Some of that is fear. I’m afraid to let up, because everything with AI is moving fast and I’m afraid of being left behind. The fear isn’t about whether I can pay the mortgage this month. It’s about whether I’ll still be able to do this work in two years if I stop putting in the time to learn and build.
But a lot of it isn’t fear. I’m not responding on a Saturday afternoon to someone’s question about how to locate mid-level management in federal personnel data out of fear that if I don’t, I won’t be employable. I’m doing it because I want to. Claude Code is addictive. The work is interesting, and I also think it’s important that people be able to access and understand the data I work with. The talks and the side projects and the meetups and the Signal chats and the writing — I love doing all of it.
A year in
I feel extremely lucky that this is how my year has played out. A lot of people who left the federal government have struggled to replace their income or find anything comparable. If you worked in international aid, there isn’t a big industry for that outside of government, and the jobs that do exist now have enormous competition.
My area of interest sort of went the other way. I started using Claude Code just before I left AI Corps, and that let me work at a speed and across a range of the tech stack that made what I do now possible. Interest in government data and LLM pipelines was also growing, and I sit at that intersection. I don’t think that would have helped me get a salaried job, because what people were hiring for just didn’t adjust that quickly, but it definitely helped me get paid work.
One of the things keeping me here is that I don’t want to be dependent on one institution the way I was at AI Corps. In a short amount of time, it went from being remote to in-person; the hours were now entirely set; the kinds of work we did and some of the tools we could use changed; and my professional development opportunities also became more limited. And that wasn’t unique to AI Corps. The same pattern keeps happening elsewhere: earlier this year, when DoD made the designation that Claude was a supply chain risk, I was thinking about how if I had been in government and lucky enough to get Claude Code access, I would be freaking out at the prospect of the way I work being taken away. Having multiple clients means spreading risk: I don’t feel dependent or at anyone’s mercy the way I felt at DHS. It’s a real relief.
I also don’t know how I’d go back to a normal salaried role where you apply for a job and they compare you to a set of criteria. The longer I do this, the less legible I become. I don’t have a title, I don’t have a clear level of seniority, and the set of things I do every week doesn’t correspond well to any particular role that I’m aware of. And for now, that’s okay. I’m not trying to go back.
Some people make this kind of life look graceful. I make it look like I haven’t slept enough and my GitHub Actions just failed this morning and I don’t know why yet. But it’s mine, I chose it, and I’m so glad I get to do it.

I appreciated hearing about what you’ve learned over the last year. These lessons are valuable for everyone, whether going out on their own now or keeping that option for later.

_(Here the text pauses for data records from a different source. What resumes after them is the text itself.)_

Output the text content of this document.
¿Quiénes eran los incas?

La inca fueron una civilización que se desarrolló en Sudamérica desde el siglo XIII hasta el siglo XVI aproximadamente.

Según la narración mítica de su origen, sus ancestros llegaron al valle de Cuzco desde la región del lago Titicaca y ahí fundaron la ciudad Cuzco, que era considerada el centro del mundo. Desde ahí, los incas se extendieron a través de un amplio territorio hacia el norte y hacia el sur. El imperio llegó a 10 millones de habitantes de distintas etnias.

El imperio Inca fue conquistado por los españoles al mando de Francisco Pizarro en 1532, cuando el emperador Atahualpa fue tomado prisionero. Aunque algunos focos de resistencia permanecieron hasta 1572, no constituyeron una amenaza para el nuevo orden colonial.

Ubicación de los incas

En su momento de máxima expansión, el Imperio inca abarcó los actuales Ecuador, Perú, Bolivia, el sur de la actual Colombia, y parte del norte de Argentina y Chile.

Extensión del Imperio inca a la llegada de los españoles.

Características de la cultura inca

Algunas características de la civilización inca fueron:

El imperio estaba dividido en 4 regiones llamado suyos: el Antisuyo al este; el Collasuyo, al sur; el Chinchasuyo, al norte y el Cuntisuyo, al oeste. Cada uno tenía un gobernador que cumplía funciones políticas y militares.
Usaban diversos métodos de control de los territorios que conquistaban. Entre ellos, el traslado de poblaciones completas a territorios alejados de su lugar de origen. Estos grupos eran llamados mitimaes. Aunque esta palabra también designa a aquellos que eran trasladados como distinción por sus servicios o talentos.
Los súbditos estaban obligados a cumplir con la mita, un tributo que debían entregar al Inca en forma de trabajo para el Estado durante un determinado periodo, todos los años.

For six years I ran my own company and learned what worked and what didn’t. Then I got recruited back into corporate life, and figured I’d use what I’d learned when I finally “retired.” That came earlier than expected when I got caught in Amazon’s layoffs last year, and after a lot of thought I am restarting my business, with a plan based on everything I learned before. It’s scary, it’s liberating, and frankly, it’s time. Bravo to you for figuring things out more quickly than I did, and congrats on finding this exciting path.